Sunday, July 19, 2009

What I Do Each Day

I realize that I’ve been blogging for a couple weeks now, and I haven’t really explained what I do every day. So a little on that.

When I get to the hospital in the morning, I go straight to the Female Medical Ward. This is a gigantic room (Monte peeps, think of the Moses ER) with beds separated by curtains. It holds about thirty beds. No sheets on the bed unless the patient brings one. There are anywhere between eight and thirty patients in the room on a given day.

First I check the nurses’ register and see if new patients came in overnight. About half the time, the register says no one came in. And about half the time the register is correct. The other half we just stumble across a new person sleeping in our ward, like Goldilocks.

I usually do the new admissions first, devoting an hour or more to each (translations take time). By the end of each patient I usually have about 500 things in my mind that I think this disease could be.

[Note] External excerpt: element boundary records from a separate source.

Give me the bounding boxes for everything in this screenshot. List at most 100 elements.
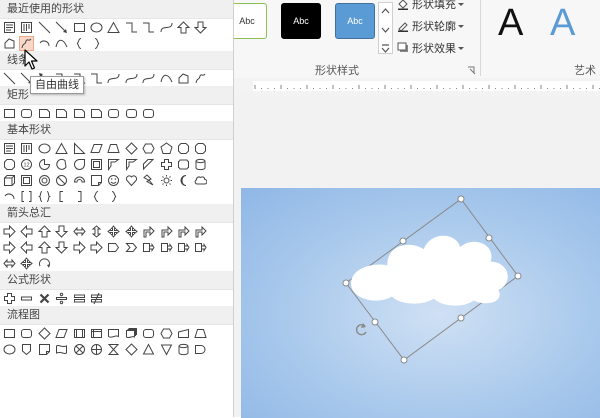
left-right-up-arrow-icon[interactable] xyxy=(124,224,138,238)
flowchart-or-icon[interactable] xyxy=(90,343,103,356)
curved-arrow-icon[interactable] xyxy=(125,72,138,85)
minus-icon[interactable] xyxy=(20,292,33,305)
round-diagonal-rectangle-icon[interactable] xyxy=(125,107,138,120)
striped-right-arrow-icon[interactable] xyxy=(73,240,86,254)
flowchart-card-icon[interactable] xyxy=(38,343,51,356)
double-bracket-icon[interactable] xyxy=(20,190,33,203)
flowchart-process-icon[interactable] xyxy=(3,327,16,340)
elbow-double-arrow-icon[interactable] xyxy=(90,72,103,85)
cube-icon[interactable] xyxy=(3,174,16,187)
down-arrow-callout-icon[interactable] xyxy=(160,241,173,254)
flowchart-predefined-process-icon[interactable] xyxy=(73,327,86,340)
pentagon-arrow-icon[interactable] xyxy=(107,241,120,254)
quad-arrow-callout-icon[interactable] xyxy=(20,256,34,270)
pentagon-icon[interactable] xyxy=(159,141,173,155)
shape-effects-button[interactable]: 形状效果 xyxy=(397,39,466,57)
down-arrow-icon[interactable] xyxy=(55,225,69,238)
left-arrow-callout-icon[interactable] xyxy=(177,241,190,254)
not-equal-icon[interactable] xyxy=(90,292,103,305)
pie-icon[interactable] xyxy=(38,158,51,171)
curved-right-arrow-icon[interactable] xyxy=(3,240,16,254)
cloud-icon[interactable] xyxy=(194,174,208,187)
round-same-side-rectangle-icon[interactable] xyxy=(107,107,120,120)
flowchart-delay-icon[interactable] xyxy=(194,343,207,356)
rectangle-icon[interactable] xyxy=(73,21,86,34)
shape-outline-button[interactable]: 形状轮廓 xyxy=(397,17,466,35)
freeform-scribble-icon[interactable] xyxy=(194,72,207,85)
shape-style-swatch[interactable]: Abc xyxy=(281,3,321,39)
hexagon-icon[interactable] xyxy=(142,142,155,155)
equal-icon[interactable] xyxy=(73,292,86,305)
sun-icon[interactable] xyxy=(160,174,173,187)
selected-cloud-shape[interactable] xyxy=(233,94,600,417)
rounded-rectangle-icon[interactable] xyxy=(20,107,33,120)
heart-icon[interactable] xyxy=(125,174,138,187)
number-12-icon[interactable]: 12 xyxy=(20,158,33,171)
donut-icon[interactable] xyxy=(38,174,51,187)
down-arrow-icon[interactable] xyxy=(194,21,208,34)
vertical-text-box-icon[interactable] xyxy=(20,21,33,34)
triangle-icon[interactable] xyxy=(55,141,69,155)
left-bracket-icon[interactable] xyxy=(55,190,68,203)
snip-diagonal-rectangle-icon[interactable] xyxy=(73,107,86,120)
curved-down-arrow-icon[interactable] xyxy=(55,241,69,254)
triangle-icon[interactable] xyxy=(107,20,121,34)
frame-icon[interactable] xyxy=(90,158,103,171)
flowchart-stored-data-icon[interactable] xyxy=(177,343,190,356)
curve-icon[interactable] xyxy=(55,37,68,50)
snip-same-side-rectangle-icon[interactable] xyxy=(55,107,68,120)
arrow-line-icon[interactable] xyxy=(55,21,68,34)
wordart-style-sample[interactable]: A xyxy=(550,2,575,45)
flowchart-decision-icon[interactable] xyxy=(38,326,51,340)
curved-double-arrow-icon[interactable] xyxy=(142,72,155,85)
half-frame-icon[interactable] xyxy=(107,158,121,171)
flowchart-terminator-icon[interactable] xyxy=(142,327,155,340)
arc-icon[interactable] xyxy=(3,190,16,203)
curved-arrow-icon[interactable] xyxy=(160,21,173,34)
flowchart-offpage-connector-icon[interactable] xyxy=(20,343,33,356)
octagon-icon[interactable] xyxy=(177,142,190,155)
flowchart-document-icon[interactable] xyxy=(107,327,120,340)
curved-left-arrow-icon[interactable] xyxy=(20,240,33,254)
vertical-text-box-icon[interactable] xyxy=(20,142,33,155)
chevron-icon[interactable] xyxy=(125,241,138,254)
left-brace-icon[interactable] xyxy=(73,37,86,50)
rotate-handle-icon[interactable] xyxy=(355,323,367,336)
dialog-launcher-icon[interactable] xyxy=(467,66,476,75)
elbow-connector-icon[interactable] xyxy=(125,21,138,34)
right-arrow-icon[interactable] xyxy=(3,224,16,238)
notched-right-arrow-icon[interactable] xyxy=(90,240,103,254)
up-arrow-icon[interactable] xyxy=(37,224,51,238)
elbow-arrow-icon[interactable] xyxy=(142,21,155,34)
right-bracket-icon[interactable] xyxy=(73,190,86,203)
rectangle-icon[interactable] xyxy=(3,107,16,120)
parallelogram-icon[interactable] xyxy=(90,142,103,155)
chord-icon[interactable] xyxy=(55,158,68,171)
double-brace-icon[interactable] xyxy=(37,190,51,203)
round-corner-rectangle-icon[interactable] xyxy=(142,107,155,120)
text-box-icon[interactable] xyxy=(3,142,16,155)
bent-arrow-icon[interactable] xyxy=(142,225,155,238)
u-turn-arrow-icon[interactable] xyxy=(160,225,173,238)
scroll-up-icon[interactable] xyxy=(379,3,392,19)
flowchart-summing-junction-icon[interactable] xyxy=(73,343,86,356)
oval-icon[interactable] xyxy=(38,142,51,155)
flowchart-data-icon[interactable] xyxy=(55,327,68,340)
divide-icon[interactable] xyxy=(55,292,68,305)
dodecagon-icon[interactable] xyxy=(3,158,16,171)
more-icon[interactable] xyxy=(379,41,392,57)
snip-corner-rectangle-icon[interactable] xyxy=(38,107,51,120)
flowchart-sort-icon[interactable] xyxy=(125,342,138,356)
lightning-bolt-icon[interactable] xyxy=(142,173,155,187)
diamond-icon[interactable] xyxy=(125,141,138,155)
curved-up-arrow-icon[interactable] xyxy=(37,240,51,254)
smiley-face-icon[interactable] xyxy=(107,174,120,187)
bent-up-arrow-icon[interactable] xyxy=(194,225,208,238)
right-brace-icon[interactable] xyxy=(90,37,103,50)
freeform-scribble-icon[interactable] xyxy=(19,35,35,51)
oval-icon[interactable] xyxy=(90,21,103,34)
block-arc-icon[interactable] xyxy=(73,174,86,187)
can-icon[interactable] xyxy=(194,158,207,171)
flowchart-alternate-process-icon[interactable] xyxy=(20,327,33,340)
scroll-down-icon[interactable] xyxy=(379,22,392,38)
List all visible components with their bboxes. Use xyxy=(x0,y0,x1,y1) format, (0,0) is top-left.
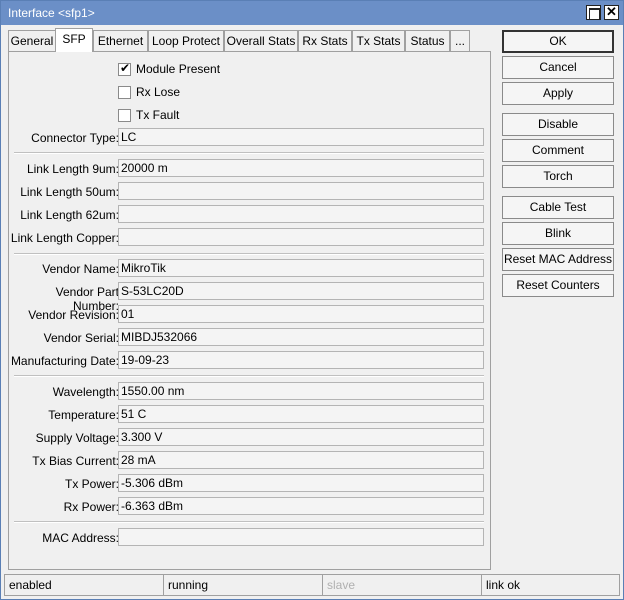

So I go back to the nurses station (out of sight of the patients) and quickly consult my cheat sheets and handbooks. I decide what medicines to give and tests to order, and I write it down and tell the nurse. Then I put my confident game face back on, and walk back out to do it all again.

After the new patients are done, I go around and see all the “old” patients, i.e. the ones who are already here. I carry my stethoscope, my penlight, the stack of charts, a blood pressure cuff, and a plastic cup with a thermometer in it.

You may find it odd that I can carry these things all by myself. One little weakling balancing 30 charts? Yes, it is strange, and so I will address this point because I know it is tormenting you.

A chart (or “chart” if I’m in a cynical mood) means a plastic slipcover between which 3.5 loose sheets of paper are slid (or slided perhaps. slidden?) The sheets are not stapled, not three-hole punched, not attached in any way. One piece of paper is the Clinical Officer’s note, which got them into the hospital. A second piece is the note I write when I see them. And the third is the piece of paper that the nurses use to document when she gives meds. The half sheet (winner of the Most Likely to Get Lost award) is where they write blood test results.

Not everyone gets blood tests, or X-rays, or any of the other stuff that is practically required for admission to a U.S. hospital. I've gotten good at asking myself "would the results of this test change the decisions I make for this patient?" If not, I don't order it. I don't get a CBC just because someone's been bleeding a little. If the conjuctiva aren’t pale they're not anemic enough for me to care.

If I want someone to get an X-ray, my first question to the patient is “Do you have a family member who can push you in the wheelchair?” Except when we don’t have a wheelchair. In that case my first question is “Do you think you’re strong enough to walk two hundred yards?”

For lunch, sometimes I spend fifty cents on a big bowl of matoke (mashed plaintains) with beans at the local bean shack, eating with other Ugandans on wooden benches and dirt floors. If I have leftovers, I'll retreat to my little apartment, a five minute walk away.

In some ways it's similar to the Montefiore. Rounds are in the morning, and in the afternoon I do procedures and follow-up test results, have conversations with the patient and families. Same general structure as an inpatient month at a U.S. hospital.

When someone is ready to go home, I scribble “D/C today” on whatever page is up front, that way the nurse is guaranteed to see it.